There is a great deal to share about sailing in Alaska and getting here. The experiences along the way may be helpful to those intent on following the routes.
It was July of 1996 the first time I transited the Panama Canal. I sailed in from St. Croix, USVI about 1,100 miles across the middle of the Caribbean Sea in 10 days aboard an OutIsland 41 ketch. In the trades, we had a couple of 180 nm plus days. There were two nights with Armageddon lightening around the boat within the Intertropical Convergence Zone (ITZ), an unsettled region of the globe near the equator that is full of thunderstorms and usually absent of wind. The lightning was personally unsettling. Landfall was actually made on the island of Provo in The San Blas Islands about 50 miles southeast of Colon at the canal entrance.
We had spent the previous year around eastern Puerto Rico and the Virgin Islands surviving a couple of difficult hurricane tours. Do not stay in hurricane alley during the season if you have a choice.
Five days after completing nine months of storm damage repair sustained by a direct hit, we fled the USVI four days into the 96’ hurricane season. St. Thomas was blasted directly by Bertha less than a week after we left. Assurances from other cruisers that it was “so early” in the season meant nothing to us after what we had been through during Louis and Marilyn and in the 3rd world aftermath of detestation.
Provo in the San Blas has a South Pacific like beauty with turquoise waters and lush tropical foliage. Before the anchor hit the bottom, the native population swarmed the boat in wooden canoes filled with children, teens and women in traditional Kuna Indian attire. I felt like Captain Bly going ashore on Tahiti in “The Bounty” motion picture with Mel Gibson and Anthony Hopkins. It didn’t take long before the boat was full of about 20 happy, laughing guests in brilliant traditional colors. I could have been 1780 if I did not know better.
We didn’t speak the language but the fun was in establishing an agreeable trade dialogue nonetheless. These people were very friendly and vibrant. Their Items being sold of interest to us were called Molas, a hand made textile that comprises sections of traditional women’s clothing.

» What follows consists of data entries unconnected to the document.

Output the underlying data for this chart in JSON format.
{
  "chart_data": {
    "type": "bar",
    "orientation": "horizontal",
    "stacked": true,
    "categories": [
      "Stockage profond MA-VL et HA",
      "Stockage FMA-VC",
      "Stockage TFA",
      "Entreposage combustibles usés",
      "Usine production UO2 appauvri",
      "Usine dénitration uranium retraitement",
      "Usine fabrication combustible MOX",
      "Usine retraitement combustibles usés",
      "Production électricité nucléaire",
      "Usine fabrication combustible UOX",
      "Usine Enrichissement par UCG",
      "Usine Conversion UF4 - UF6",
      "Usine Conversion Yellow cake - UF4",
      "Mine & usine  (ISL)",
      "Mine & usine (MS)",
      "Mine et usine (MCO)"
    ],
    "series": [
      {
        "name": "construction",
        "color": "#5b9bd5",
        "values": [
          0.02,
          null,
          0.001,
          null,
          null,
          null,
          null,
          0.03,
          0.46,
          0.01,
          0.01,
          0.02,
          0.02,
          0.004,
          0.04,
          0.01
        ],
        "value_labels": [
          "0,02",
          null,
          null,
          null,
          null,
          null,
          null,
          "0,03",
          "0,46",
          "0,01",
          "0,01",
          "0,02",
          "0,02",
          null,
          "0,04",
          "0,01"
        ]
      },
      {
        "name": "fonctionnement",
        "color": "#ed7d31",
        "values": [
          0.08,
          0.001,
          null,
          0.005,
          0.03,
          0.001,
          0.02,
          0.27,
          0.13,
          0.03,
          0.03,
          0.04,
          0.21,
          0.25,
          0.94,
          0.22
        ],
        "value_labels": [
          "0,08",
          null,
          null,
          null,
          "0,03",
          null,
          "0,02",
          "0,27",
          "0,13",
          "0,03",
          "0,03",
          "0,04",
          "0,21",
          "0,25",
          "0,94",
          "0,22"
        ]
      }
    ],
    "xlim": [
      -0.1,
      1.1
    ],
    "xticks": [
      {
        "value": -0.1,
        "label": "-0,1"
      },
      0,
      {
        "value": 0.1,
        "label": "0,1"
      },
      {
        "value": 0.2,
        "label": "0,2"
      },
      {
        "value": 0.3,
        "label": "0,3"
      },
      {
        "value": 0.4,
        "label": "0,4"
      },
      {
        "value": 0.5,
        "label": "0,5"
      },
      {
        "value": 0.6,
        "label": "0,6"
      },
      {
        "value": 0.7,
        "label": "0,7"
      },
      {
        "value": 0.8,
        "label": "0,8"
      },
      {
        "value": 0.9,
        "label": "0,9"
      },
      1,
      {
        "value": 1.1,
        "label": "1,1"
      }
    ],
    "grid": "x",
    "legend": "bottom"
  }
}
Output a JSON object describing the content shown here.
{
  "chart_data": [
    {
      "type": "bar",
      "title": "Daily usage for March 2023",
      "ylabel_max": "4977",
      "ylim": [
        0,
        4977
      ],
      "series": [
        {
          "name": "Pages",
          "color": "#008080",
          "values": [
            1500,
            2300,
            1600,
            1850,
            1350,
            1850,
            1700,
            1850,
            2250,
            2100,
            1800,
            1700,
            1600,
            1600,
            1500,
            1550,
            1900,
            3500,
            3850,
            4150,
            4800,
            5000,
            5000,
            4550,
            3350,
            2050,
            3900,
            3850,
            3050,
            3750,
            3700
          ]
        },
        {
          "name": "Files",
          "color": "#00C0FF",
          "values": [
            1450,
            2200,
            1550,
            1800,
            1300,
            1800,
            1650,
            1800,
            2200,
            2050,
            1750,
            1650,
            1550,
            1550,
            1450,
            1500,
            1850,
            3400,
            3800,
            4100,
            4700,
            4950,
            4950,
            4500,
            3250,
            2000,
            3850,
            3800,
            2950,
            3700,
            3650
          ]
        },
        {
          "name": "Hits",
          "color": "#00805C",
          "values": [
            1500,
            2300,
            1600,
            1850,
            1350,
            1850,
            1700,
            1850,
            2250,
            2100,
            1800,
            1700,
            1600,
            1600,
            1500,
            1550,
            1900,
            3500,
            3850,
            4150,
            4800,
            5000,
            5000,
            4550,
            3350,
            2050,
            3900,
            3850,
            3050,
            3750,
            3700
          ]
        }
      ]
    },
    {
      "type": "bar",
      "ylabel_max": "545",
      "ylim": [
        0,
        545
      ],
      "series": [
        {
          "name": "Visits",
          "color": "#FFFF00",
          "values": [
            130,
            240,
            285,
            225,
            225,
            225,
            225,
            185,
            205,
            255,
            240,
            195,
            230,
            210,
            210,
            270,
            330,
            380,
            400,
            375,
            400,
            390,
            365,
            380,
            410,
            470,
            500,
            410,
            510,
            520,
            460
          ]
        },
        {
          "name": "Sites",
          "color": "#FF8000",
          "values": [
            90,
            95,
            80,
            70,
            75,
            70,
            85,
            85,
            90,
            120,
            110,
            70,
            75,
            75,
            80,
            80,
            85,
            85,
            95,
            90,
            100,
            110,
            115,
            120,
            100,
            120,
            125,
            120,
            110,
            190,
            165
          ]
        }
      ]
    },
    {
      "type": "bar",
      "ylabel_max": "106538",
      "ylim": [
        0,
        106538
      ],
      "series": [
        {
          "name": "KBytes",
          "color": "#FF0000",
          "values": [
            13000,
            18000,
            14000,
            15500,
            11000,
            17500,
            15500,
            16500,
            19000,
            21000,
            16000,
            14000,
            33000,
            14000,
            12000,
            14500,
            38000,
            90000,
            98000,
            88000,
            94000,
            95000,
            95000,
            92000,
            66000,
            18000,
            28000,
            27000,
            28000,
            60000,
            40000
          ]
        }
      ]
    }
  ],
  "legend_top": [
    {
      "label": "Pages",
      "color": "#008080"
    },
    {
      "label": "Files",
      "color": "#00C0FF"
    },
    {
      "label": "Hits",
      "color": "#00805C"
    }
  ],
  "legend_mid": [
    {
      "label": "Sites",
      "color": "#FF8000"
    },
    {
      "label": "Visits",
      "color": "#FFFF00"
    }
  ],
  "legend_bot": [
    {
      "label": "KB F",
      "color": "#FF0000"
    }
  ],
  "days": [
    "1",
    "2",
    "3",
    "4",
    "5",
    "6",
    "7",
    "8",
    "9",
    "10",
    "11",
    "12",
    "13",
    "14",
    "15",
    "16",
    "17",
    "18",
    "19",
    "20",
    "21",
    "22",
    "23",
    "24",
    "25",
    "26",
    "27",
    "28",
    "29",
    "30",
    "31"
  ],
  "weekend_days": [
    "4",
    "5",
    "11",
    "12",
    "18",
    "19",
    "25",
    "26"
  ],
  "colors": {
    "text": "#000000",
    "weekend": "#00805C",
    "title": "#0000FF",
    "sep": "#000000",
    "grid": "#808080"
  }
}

I cleared customs and immigration in Provo but would would have to do it again in Colon. A stop in the welcoming San Blas paradise was so appreciated when we saw the conditions in the poor sketchy city of Colon. The San Blas are a must see if crushing the Caribbean side of Central America.
In 96, Panama was more economically depressed than it is today. Being on the streets of Colon felt risky. Depending where you are, it still does today. In 96’ there was lingering resentment toward Americans by some people over the 1989 US invasion and it was strongly voiced on a few occasions, particularly by the canal authority pilot during the canal transit. We did not encounter this a few years ago.
In 96’ at the ends of the aisles in grocery stores, stood guards with automatic weapons. Flies crawled on the meat. The general feeling was “let’s get out.” Today, the stores are much more like those at home and getting what you need is not too difficult. The economy exploded after the US turned the canal over to Panama.
In 96’ we anchored out by an old Colon yacht club with no docks. During the night someone boarded. I retrieved the shot gun and carefully went out and to find the dinghy painter cut and holding by a thread. Just at the edge of my visibility in the black night I saw a small row boat rushing away. I pursued him and let him know we were armed, driving him a good mile away from the anchorage. We never again left the dinghy in the water at night.
Today, there is a modern marina facility with a haul out and yard services. Shelter Bay Marina is to port not far away as one enters the canal from the Caribbean. It is well protected and gated on land. It sits in a tranquil jungle on the site of the old US Army Fort Sherman, that was turned over to Panama in 1999. It had guarded Toro Point in WWI and its ruins are an interesting exploration with Howler Monkeys in the jungle canopy above.